I add that 300,000 people are expected to attend Ascot this week.
We have all read in the papers about recent protests against the dairy industry with expensive national advertising. I have seen demonstrations outside abattoirs —most recently, perfectly peaceful, on the outskirts of Taunton. There have also been protests about many other things that perhaps one would not expect: sheep and pig racing, sheepdog trials, falconry displays and even, heaven help us, pony painting.
The animal rights movement protests are against any use of animals for entertainment or human pleasure and are increasingly common. No matter how vehemently the noble Lord, Lord Gardiner, protests that the Bill will not lead to further such prohibitive legislation, this very well-funded rights campaign will continue. A Bill such as this, with no evidence to support it, adds fuel to those causes.
There is a much larger problem that we need to confront before we go down this path. As a nation, we are increasingly distant from the countryside, the natural world and animals. Few people today live at close
quarters with animals—apart, perhaps, from a pet dog or cat, which all of us are often guilty of treating as quasi-human. What is right for us to do with animals for our own purposes is an important debate, but any laws that we change as a result must surely be based on evidence that what we allow presently is harmful before we stop it. The views of the animal rights movement deserve a hearing. Some of their arguments may be good and valid on some issues, but we should not change the law to ban things unless there is good evidence that they do harm.
Despite what we keep telling ourselves, I do not believe that we are a nation of animal lovers. We are animal sentimentalists, too often attributing human emotions and characteristics to attractive-looking animals while looking the other way at some of the real abuses and areas where real improvement could be made if we had the will. We need as a nation to make a proper reassessment of our whole approach to animals and their welfare based on evidence. Other countries are way ahead of us and have acted on, for example, non-stun slaughter, which affects millions of farm animals here each year. Last week in London, the Animal Welfare Foundation met to identify the top animal welfare priorities for managing animals in the UK, and the highest priorities for every species were identified. Some of them were obvious to all of us: for cats, neglect and hoarding; for dogs, behavioural problems, often insufficient exercise and isolation; rabbits kept in small cages; for pigs, painful management procedures; for sheep and cattle, untreated pain and ill-health. As president of the Horse Trust, I know that every horse charity in the country is currently full to capacity with rescued, neglected, abandoned or mistreated horses.

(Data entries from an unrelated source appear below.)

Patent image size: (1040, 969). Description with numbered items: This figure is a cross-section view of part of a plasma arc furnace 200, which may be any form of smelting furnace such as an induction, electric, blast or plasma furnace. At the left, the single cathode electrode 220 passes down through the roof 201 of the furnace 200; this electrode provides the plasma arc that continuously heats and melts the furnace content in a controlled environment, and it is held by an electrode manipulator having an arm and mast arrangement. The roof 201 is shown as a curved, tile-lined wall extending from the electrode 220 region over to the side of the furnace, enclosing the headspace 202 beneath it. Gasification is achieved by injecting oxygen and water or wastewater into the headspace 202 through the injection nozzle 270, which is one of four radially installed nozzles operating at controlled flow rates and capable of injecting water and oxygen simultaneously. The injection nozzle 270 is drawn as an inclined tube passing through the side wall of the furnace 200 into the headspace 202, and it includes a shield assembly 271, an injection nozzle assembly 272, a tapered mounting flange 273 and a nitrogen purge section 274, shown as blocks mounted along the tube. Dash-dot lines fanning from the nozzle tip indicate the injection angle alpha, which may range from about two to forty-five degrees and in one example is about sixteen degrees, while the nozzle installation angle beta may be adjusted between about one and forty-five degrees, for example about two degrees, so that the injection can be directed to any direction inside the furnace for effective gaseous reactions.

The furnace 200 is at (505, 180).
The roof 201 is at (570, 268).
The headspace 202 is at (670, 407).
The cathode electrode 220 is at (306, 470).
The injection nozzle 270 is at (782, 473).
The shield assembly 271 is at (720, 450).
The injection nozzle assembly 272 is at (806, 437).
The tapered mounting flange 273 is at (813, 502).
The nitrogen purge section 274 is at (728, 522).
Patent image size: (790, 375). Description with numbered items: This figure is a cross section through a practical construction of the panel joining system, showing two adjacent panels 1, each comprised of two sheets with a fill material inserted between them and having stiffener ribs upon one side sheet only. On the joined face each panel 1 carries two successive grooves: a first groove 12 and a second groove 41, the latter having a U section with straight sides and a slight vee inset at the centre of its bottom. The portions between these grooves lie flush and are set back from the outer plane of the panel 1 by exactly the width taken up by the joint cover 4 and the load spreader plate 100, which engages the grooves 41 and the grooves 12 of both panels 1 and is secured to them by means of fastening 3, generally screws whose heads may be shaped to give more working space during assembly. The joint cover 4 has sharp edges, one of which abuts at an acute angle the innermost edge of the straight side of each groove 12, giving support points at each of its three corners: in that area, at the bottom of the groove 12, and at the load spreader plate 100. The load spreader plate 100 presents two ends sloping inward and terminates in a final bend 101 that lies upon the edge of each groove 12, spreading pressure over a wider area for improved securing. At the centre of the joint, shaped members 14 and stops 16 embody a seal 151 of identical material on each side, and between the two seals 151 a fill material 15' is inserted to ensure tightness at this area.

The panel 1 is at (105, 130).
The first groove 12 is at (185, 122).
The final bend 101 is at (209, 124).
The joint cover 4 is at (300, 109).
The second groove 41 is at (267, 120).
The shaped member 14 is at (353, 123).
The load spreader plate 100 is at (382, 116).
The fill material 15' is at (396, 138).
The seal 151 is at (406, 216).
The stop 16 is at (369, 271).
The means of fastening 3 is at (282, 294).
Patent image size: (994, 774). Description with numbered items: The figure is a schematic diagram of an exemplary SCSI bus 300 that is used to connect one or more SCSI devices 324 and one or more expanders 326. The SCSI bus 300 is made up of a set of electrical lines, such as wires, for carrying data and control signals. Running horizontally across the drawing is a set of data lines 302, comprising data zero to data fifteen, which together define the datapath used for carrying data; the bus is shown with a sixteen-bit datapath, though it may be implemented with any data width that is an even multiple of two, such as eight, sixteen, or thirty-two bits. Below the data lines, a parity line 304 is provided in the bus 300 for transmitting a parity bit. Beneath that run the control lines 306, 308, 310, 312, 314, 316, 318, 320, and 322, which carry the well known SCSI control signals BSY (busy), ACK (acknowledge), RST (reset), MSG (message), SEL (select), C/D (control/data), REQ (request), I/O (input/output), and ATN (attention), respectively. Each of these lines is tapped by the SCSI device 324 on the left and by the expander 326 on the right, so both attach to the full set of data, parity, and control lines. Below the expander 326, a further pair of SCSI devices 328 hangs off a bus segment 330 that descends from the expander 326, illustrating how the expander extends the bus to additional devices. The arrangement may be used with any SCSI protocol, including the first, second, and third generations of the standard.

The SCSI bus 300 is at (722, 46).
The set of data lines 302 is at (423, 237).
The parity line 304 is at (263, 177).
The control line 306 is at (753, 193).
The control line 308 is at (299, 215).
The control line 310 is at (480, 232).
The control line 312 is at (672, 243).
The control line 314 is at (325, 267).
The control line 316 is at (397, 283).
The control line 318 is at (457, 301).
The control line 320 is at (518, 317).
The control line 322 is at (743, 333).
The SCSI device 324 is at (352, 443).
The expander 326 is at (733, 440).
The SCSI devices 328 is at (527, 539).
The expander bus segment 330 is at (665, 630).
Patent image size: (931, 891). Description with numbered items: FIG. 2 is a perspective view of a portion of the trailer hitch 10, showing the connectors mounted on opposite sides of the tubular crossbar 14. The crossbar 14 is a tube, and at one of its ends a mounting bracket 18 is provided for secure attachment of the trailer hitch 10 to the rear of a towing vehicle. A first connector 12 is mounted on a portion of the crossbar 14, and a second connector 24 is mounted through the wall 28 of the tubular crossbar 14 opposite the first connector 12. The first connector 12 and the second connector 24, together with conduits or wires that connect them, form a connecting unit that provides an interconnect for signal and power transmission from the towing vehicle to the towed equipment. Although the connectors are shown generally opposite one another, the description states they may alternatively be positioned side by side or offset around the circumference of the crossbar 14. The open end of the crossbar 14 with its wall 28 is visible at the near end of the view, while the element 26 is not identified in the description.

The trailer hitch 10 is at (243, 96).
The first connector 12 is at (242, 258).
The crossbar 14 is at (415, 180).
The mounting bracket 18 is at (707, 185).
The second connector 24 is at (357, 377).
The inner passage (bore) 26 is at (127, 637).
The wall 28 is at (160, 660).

On exotic animals, which is the proper description of the animals we are concerned with under the Bill, the Animal Welfare Foundation made no finding because, it said, too little is known to draw a conclusion. They did not even make the list of priorities.
If the Government have time for a gesture measure such as this Bill, which I was told this morning was rejected by a previous Secretary of State as being not right to touch, there could surely have been time for a short, well targeted Bill to increase the penalties under the Animal Welfare Act for the deliberate infliction of unnecessary suffering to an animal, which is currently a derisory six months’ imprisonment. Real neglect and cruelty go on, much of it unrecognised and, when it is, scarcely punished, while in the Bill, we are imposing a measure to hit a small group of people who care greatly for their animals and their welfare. What a waste of time.